Her mother is alive and well today, Gonzalez said, but she continues to worry. After a concert the couple recently attended in Austin, she admitted to feeling anxious and worried, keeping a close eye on her mother for any symptoms.

“I want to cry,” Gonzalez said in Spanish as he watched his video interview. “The fear if something like this happens again and my parents are old. … It’s different.”

Pavel Demon, a Judson Independent School District teacher who was interviewed in February 2021, lost his best friend and former roommate to COVID-19 seven months earlier.

“As a teacher, you try not to show a lot of these personal issues to your students,” Demon said of how he felt then. “But sometimes it affects you in a negative way and no matter how hard you try to fight it, it’s sad. It’s hard to focus. … You try to shake it off, it’s not always easy.”

More than two years later, Demon said he still looks at his best friend’s photo first thing every morning.

And he still religiously disinfects everything.
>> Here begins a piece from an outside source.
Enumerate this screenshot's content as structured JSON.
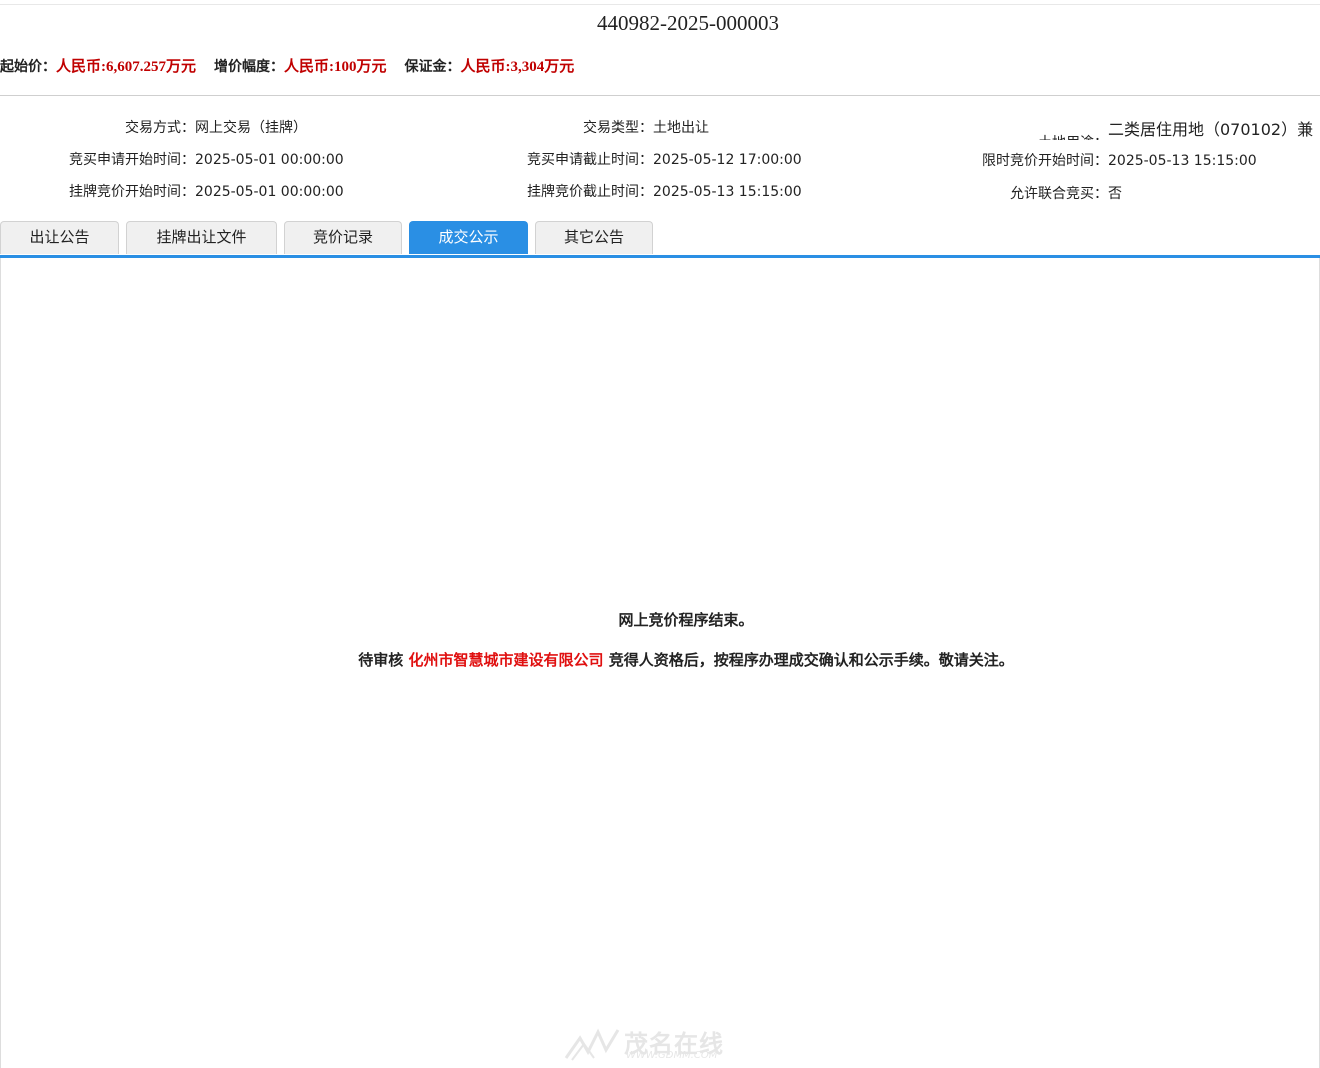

Painful but important work

Chappell said at first she had a hard time finding residents interested in sitting down for interviews. To get the project off the ground, she asked her bilingual students to tap into their social circles to find willing participants.

The stories she and other researchers from the country collected during the pandemic, she said, will be preserved forever, available to future scientists who want to understand how we lived in this unprecedented time.

“We have statistics on how many people have gotten sick, how many people have died from the pandemic,” she said. But soon enough, “we’ll forget how we felt, how our emotional response to this international emergency affected us to begin with.”

The videos will be housed in the UTSA library archive and will be viewable on YouTube through three playlist collections. Chappell also created a website for researchers and the general public to read and browse.

The Witte Museum is also documenting San Antonio’s 2021 COVID-19 pandemic by asking the community to provide oral histories, photos and objects that show how people helped the community during that time.

A number of items are now on view at the B. Naylor Morton Research and Collection Centre. A COVID-19 vaccine, a face shield and a mask with the words “Black Lives Matter” are among the items on display.

For Gonzalez, memories of the uncertainty and fear she experienced during the pandemic persist despite the passage of time.

“Every time I leave work, I put the computer in my bag and think, ‘I don’t know if I’m going to come back.’ … You don’t know what’s going to happen,” she said. “We are marked. Is not the same. Even though we want to go back to normal… after three years, that’s not possible.”